O samba que não ouço – parte II

Essa é uma discussão inveterada. Há muito (não sei exatamente quando foi o início) se discute, ou melhor, tenta-se definir o que é samba e o que é pagode.

Até onde o “amazonas de minha ignorância” alcança, sei que o samba nasceu no Rio de Janeiro (ou Bahia, talvez – mas, isso já explico depois) lá pelos idos do século XIX, mais precisamente após a abolição da escravatura, quando os negros “libertos” migraram para os morros cariocas e lá uniram o rufar dos tambores africanos aos acordes agudos dos instrumentos europeus (como por exemplo o cavaquinho, que é de origem portuguesa). Sei que não foi tão simples assim o surgimento do samba – já até falei sobre isso num texto bem mais candente! -, mas serve para ilustrar a tese da qual sou seguidor ferrenho: o samba nasceu no Rio de Janeiro. As evidências são claras demais para não aceitar isso. Quando se fala em música baiana, vem logo à mente o axé e, a reboque, Ivete Sangalo, Daniele Mercury, Babado Novo... Agora, quando se fala em música carioca, vem logo o samba e, com ele, Zeca Pagodinho, Beth Carvalho, Martinho da Vila, Dudu Nobre e outros que, logicamente, a mídia não mostra. Ou seja, se o samba não é e nunca foi identidade musical baiana como dizer que ele nasceu lá? Ou seria a Bahia mãe desnaturada? Hipótese improvável já que a Bahia é berço do candomblé, terra das mais famosas mães-de-santo, como Mãe Meninha do Gantois, donde se conclui que a terra de Jorge Amado, Gil, Caetano, Bethânia, Gal, Seixas tem instinto maternal, sim! Só acontece que o samba não é de lá.

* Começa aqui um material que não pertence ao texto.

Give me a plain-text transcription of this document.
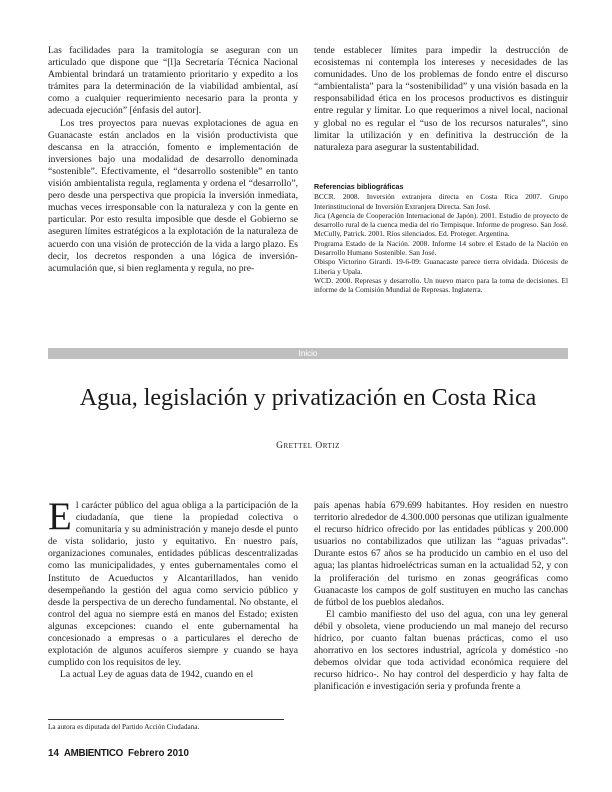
Las facilidades para la tramitología se aseguran con un articulado que dispone que “[l]a Secretaría Técnica Nacional Ambiental brindará un tratamiento prioritario y expedito a los trámites para la determinación de la viabilidad ambiental, así como a cualquier requerimiento necesario para la pronta y adecuada ejecución” [énfasis del autor].

Los tres proyectos para nuevas explotaciones de agua en Guanacaste están anclados en la visión productivista que descansa en la atracción, fomento e implementación de inversiones bajo una modalidad de desarrollo denominada “sostenible”. Efectivamente, el “desarrollo sostenible” en tanto visión ambientalista regula, reglamenta y ordena el “desarrollo”, pero desde una perspectiva que propicia la inversión inmediata, muchas veces irresponsable con la naturaleza y con la gente en particular. Por esto resulta imposible que desde el Gobierno se aseguren límites estratégicos a la explotación de la naturaleza de acuerdo con una visión de protección de la vida a largo plazo. Es decir, los decretos responden a una lógica de inversión-acumulación que, si bien reglamenta y regula, no pre-

tende establecer límites para impedir la destrucción de ecosistemas ni contempla los intereses y necesidades de las comunidades. Uno de los problemas de fondo entre el discurso “ambientalista” para la “sostenibilidad” y una visión basada en la responsabilidad ética en los procesos productivos es distinguir entre regular y limitar. Lo que requerimos a nivel local, nacional y global no es regular el “uso de los recursos naturales”, sino limitar la utilización y en definitiva la destrucción de la naturaleza para asegurar la sustentabilidad.

Referencias bibliográficas

BCCR. 2008. Inversión extranjera directa en Costa Rica 2007. Grupo Interinstitucional de Inversión Extranjera Directa. San José.

Jica (Agencia de Cooperación Internacional de Japón). 2001. Estudio de proyecto de desarrollo rural de la cuenca media del río Tempisque. Informe de progreso. San José.

McCully, Patrick. 2001. Ríos silenciados. Ed. Proteger. Argentina.

Programa Estado de la Nación. 2008. Informe 14 sobre el Estado de la Nación en Desarrollo Humano Sostenible. San José.

Obispo Victorino Girardi. 19-6-09: Guanacaste parece tierra olvidada. Diócesis de Liberia y Upala.

WCD. 2000. Represas y desarrollo. Un nuevo marco para la toma de decisiones. El informe de la Comisión Mundial de Represas. Inglaterra.

Inicio
Agua, legislación y privatización en Costa Rica
Grettel Ortiz

El carácter público del agua obliga a la participación de la ciudadanía, que tiene la propiedad colectiva o comunitaria y su administración y manejo desde el punto de vista solidario, justo y equitativo. En nuestro país, organizaciones comunales, entidades públicas descentralizadas como las municipalidades, y entes gubernamentales como el Instituto de Acueductos y Alcantarillados, han venido desempeñando la gestión del agua como servicio público y desde la perspectiva de un derecho fundamental. No obstante, el control del agua no siempre está en manos del Estado; existen algunas excepciones: cuando el ente gubernamental ha concesionado a empresas o a particulares el derecho de explotación de algunos acuíferos siempre y cuando se haya cumplido con los requisitos de ley.

La actual Ley de aguas data de 1942, cuando en el

país apenas había 679.699 habitantes. Hoy residen en nuestro territorio alrededor de 4.300.000 personas que utilizan igualmente el recurso hídrico ofrecido por las entidades públicas y 200.000 usuarios no contabilizados que utilizan las “aguas privadas”. Durante estos 67 años se ha producido un cambio en el uso del agua; las plantas hidroeléctricas suman en la actualidad 52, y con la proliferación del turismo en zonas geográficas como Guanacaste los campos de golf sustituyen en mucho las canchas de fútbol de los pueblos aledaños.

El cambio manifiesto del uso del agua, con una ley general débil y obsoleta, viene produciendo un mal manejo del recurso hídrico, por cuanto faltan buenas prácticas, como el uso ahorrativo en los sectores industrial, agrícola y doméstico -no debemos olvidar que toda actividad económica requiere del recurso hídrico-. No hay control del desperdicio y hay falta de planificación e investigación seria y profunda frente a

La autora es diputada del Partido Acción Ciudadana.
14 AMBIENTICO Febrero 2010
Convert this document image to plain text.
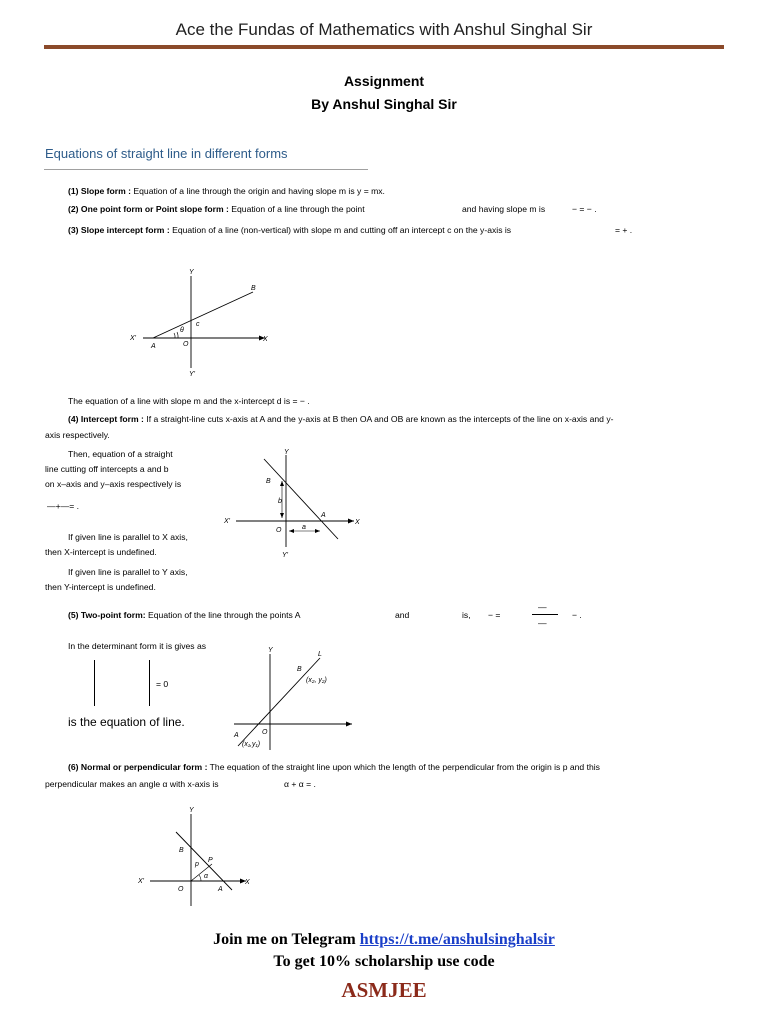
Ace the Fundas of Mathematics with Anshul Singhal Sir
Assignment
By Anshul Singhal Sir
Equations of straight line in different forms
(1) Slope form : Equation of a line through the origin and having slope m is y = mx.
(2) One point form or Point slope form : Equation of a line through the point	and having slope m is	− = − .
(3) Slope intercept form : Equation of a line (non-vertical) with slope m and cutting off an intercept c on the y-axis is	= + .
Y
B
X'	X
A	O
θ
c
Y'
The equation of a line with slope m and the x-intercept d is = − .
(4) Intercept form : If a straight-line cuts x-axis at A and the y-axis at B then OA and OB are known as the intercepts of the line on x-axis and y-
axis respectively.
Then, equation of a straight
line cutting off intercepts a and b
on x–axis and y–axis respectively is
—+—= .
If given line is parallel to X axis,
then X-intercept is undefined.
If given line is parallel to Y axis,
then Y-intercept is undefined.
Y
B
b
X'	X
O	a
A
Y'
(5) Two-point form: Equation of the line through the points A	and	is, − =
—
—
− .
In the determinant form it is gives as
= 0
is the equation of line.
Y
L
B
(x₂, y₂)
O
A
(x₁,y₁)
(6) Normal or perpendicular form : The equation of the straight line upon which the length of the perpendicular from the origin is p and this
perpendicular makes an angle α with x-axis is	α + α = .
Y
B
p
P
α
X'	X
O	A
Join me on Telegram https://t.me/anshulsinghalsir
To get 10% scholarship use code
ASMJEE
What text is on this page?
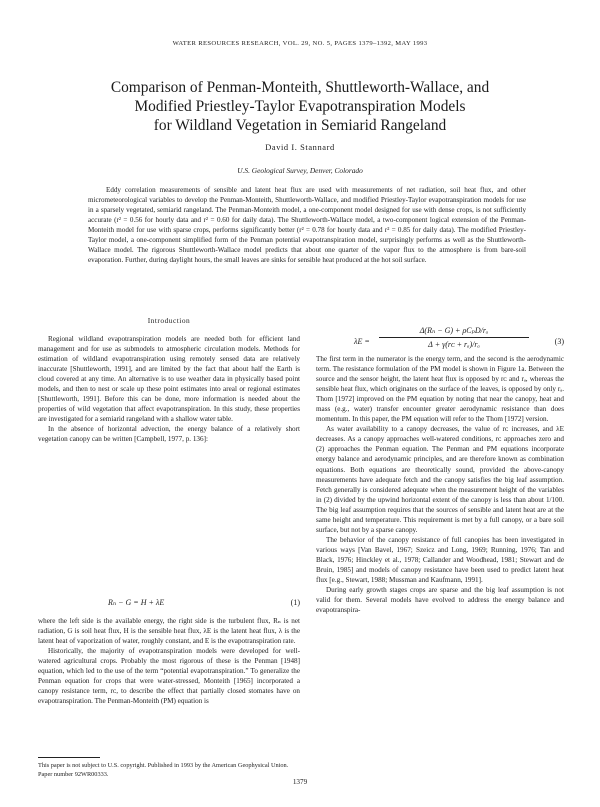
WATER RESOURCES RESEARCH, VOL. 29, NO. 5, PAGES 1379–1392, MAY 1993
Comparison of Penman-Monteith, Shuttleworth-Wallace, and
Modified Priestley-Taylor Evapotranspiration Models
for Wildland Vegetation in Semiarid Rangeland
David I. Stannard
U.S. Geological Survey, Denver, Colorado

Eddy correlation measurements of sensible and latent heat flux are used with measurements of net radiation, soil heat flux, and other micrometeorological variables to develop the Penman-Monteith, Shuttleworth-Wallace, and modified Priestley-Taylor evapotranspiration models for use in a sparsely vegetated, semiarid rangeland. The Penman-Monteith model, a one-component model designed for use with dense crops, is not sufficiently accurate (r² = 0.56 for hourly data and r² = 0.60 for daily data). The Shuttleworth-Wallace model, a two-component logical extension of the Penman-Monteith model for use with sparse crops, performs significantly better (r² = 0.78 for hourly data and r² = 0.85 for daily data). The modified Priestley-Taylor model, a one-component simplified form of the Penman potential evapotranspiration model, surprisingly performs as well as the Shuttleworth-Wallace model. The rigorous Shuttleworth-Wallace model predicts that about one quarter of the vapor flux to the atmosphere is from bare-soil evaporation. Further, during daylight hours, the small leaves are sinks for sensible heat produced at the hot soil surface.

Introduction

Regional wildland evapotranspiration models are needed both for efficient land management and for use as submodels to atmospheric circulation models. Methods for estimation of wildland evapotranspiration using remotely sensed data are relatively inaccurate [Shuttleworth, 1991], and are limited by the fact that about half the Earth is cloud covered at any time. An alternative is to use weather data in physically based point models, and then to nest or scale up these point estimates into areal or regional estimates [Shuttleworth, 1991]. Before this can be done, more information is needed about the properties of wild vegetation that affect evapotranspiration. In this study, these properties are investigated for a semiarid rangeland with a shallow water table.

In the absence of horizontal advection, the energy balance of a relatively short vegetation canopy can be written [Campbell, 1977, p. 136]:

Rₙ − G = H + λE	(1)

where the left side is the available energy, the right side is the turbulent flux, Rₙ is net radiation, G is soil heat flux, H is the sensible heat flux, λE is the latent heat flux, λ is the latent heat of vaporization of water, roughly constant, and E is the evapotranspiration rate.

Historically, the majority of evapotranspiration models were developed for well-watered agricultural crops. Probably the most rigorous of these is the Penman [1948] equation, which led to the use of the term “potential evapotranspiration.” To generalize the Penman equation for crops that were water-stressed, Monteith [1965] incorporated a canopy resistance term, rᴄ, to describe the effect that partially closed stomates have on evapotranspiration. The Penman-Monteith (PM) equation is

This paper is not subject to U.S. copyright. Published in 1993 by the American Geophysical Union.

Paper number 92WR00333.

λE =
Δ(Rₙ − G) + ρCₚD/rₐ
Δ + γ(rᴄ + rₐ)/rₐ	(3)

The first term in the numerator is the energy term, and the second is the aerodynamic term. The resistance formulation of the PM model is shown in Figure 1a. Between the source and the sensor height, the latent heat flux is opposed by rᴄ and rₐ, whereas the sensible heat flux, which originates on the surface of the leaves, is opposed by only rₐ. Thom [1972] improved on the PM equation by noting that near the canopy, heat and mass (e.g., water) transfer encounter greater aerodynamic resistance than does momentum. In this paper, the PM equation will refer to the Thom [1972] version.

As water availability to a canopy decreases, the value of rᴄ increases, and λE decreases. As a canopy approaches well-watered conditions, rᴄ approaches zero and (2) approaches the Penman equation. The Penman and PM equations incorporate energy balance and aerodynamic principles, and are therefore known as combination equations. Both equations are theoretically sound, provided the above-canopy measurements have adequate fetch and the canopy satisfies the big leaf assumption. Fetch generally is considered adequate when the measurement height of the variables in (2) divided by the upwind horizontal extent of the canopy is less than about 1/100. The big leaf assumption requires that the sources of sensible and latent heat are at the same height and temperature. This requirement is met by a full canopy, or a bare soil surface, but not by a sparse canopy.

The behavior of the canopy resistance of full canopies has been investigated in various ways [Van Bavel, 1967; Szeicz and Long, 1969; Running, 1976; Tan and Black, 1976; Hinckley et al., 1978; Callander and Woodhead, 1981; Stewart and de Bruin, 1985] and models of canopy resistance have been used to predict latent heat flux [e.g., Stewart, 1988; Mussman and Kaufmann, 1991].

During early growth stages crops are sparse and the big leaf assumption is not valid for them. Several models have evolved to address the energy balance and evapotranspira-

1379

Contada a história do samba, partimos para a história do pagode (se é que não existe diferença, para alguns, é claro). Segundo o Dicionário Aurélio, acepção número seis, o pagode é um gênero de samba. Na acepção seguinte, pagode é tido como festa em que se toca pagode e outros ritmos, principalmente o samba, usando percussão, cavaquinho etc. Para o Almanaque Abril 2001, o pagode surgiu nos anos 90 a partir da reciclagem do até então, supostamente, esquecido samba. Quanto à última fonte pesquisada, considero um absurdo, revoltante, repugnante! Como essa gente incompetente, que diz o que não sabe, pode, por metáfora de mau gosto, comparar o samba a um lixo que foi reciclado por alguns cantores piegas, os tais pagodeiros, que escrevem qualquer besteira. Válido mesmo foi ver, ainda no Almanaque, a informação de que o samba nasceu oficialmente em 1917 com Pelo Telefone, de Ernesto dos Santos, o Donga, primeira canção do gênero a ser gravada.

Por mais que a cartilha do bom academicismo cobre revisão de literatura e diabo a quatro, confesso que não conheço nenhum grande pensador contemporâneo que balize minha teoria. A bem da verdade, conheço Daniel Brasil, que, por infelicidade minha, não achei um texto dele dissertando justamente sobre o que estou tentado escrever. Mas, pelo que lembro, ele comenta e ressalta alguns pontos necessários a essa discussão: primeiro, a riqueza das melodias e letras do samba em relação ao pagode; e segundo, a ligação visceral do samba com o povo.

Sobre o primeiro argumento de Brasil, sugiro que o leitor ouça alguns sambas (mas não espere pelas rádios AM, muito menos pelas FM) de Nelson Cavaquinho, João Nogueira, Cartola... Coisa antiga mesmo! Ouça. Incorpore a melodia. Viaje na letra. Sinta o lirismo. Você verá o que é samba de verdade.

Em seguida, Brasil fala das raízes do samba, de tudo aquilo que não me canso de falar, tanto aqui, no segundo parágrafo, ou em O samba que não ouço. Em suma, é como se o próprio samba dissesse, por intermédio de Zé Kéti: “eu sou o samba, a voz do morro sou eu mesmo, sim, senhor”... Precisa dizer algo mais?

Precisa. Não que eu tenha autoridade para remendar Zé Kéti. Apenas em memória dele. Em memória de todos os sambistas imortais. Sendo assim, para ilustrar ainda mais minha tese, lanço o seguinte argumento: considerar o samba igual ao pagode, sem nenhuma diferença, é o mesmo que colocar Cartola e Belo, por exemplo, num mesmo patamar.

Sei que gosto não se discute e que belo (sem trocadilhos!) é relativo. Então, caros pagodeiros, não vejam isso como ofensa ao gênero que vocês veneram. É só minha modesta opinião, conforme assegura a mesma democracia que garante o livre-arbítrio seja no que for, inclusive nas questões culturais. O que faço é desvelar os conceitos deturpados, sob a égide do tal “cada um com seu cada qual”, ou ainda, “dai a César o que é de César”, aliás, dai ao samba o que é do samba. Que assim seja. Saravá!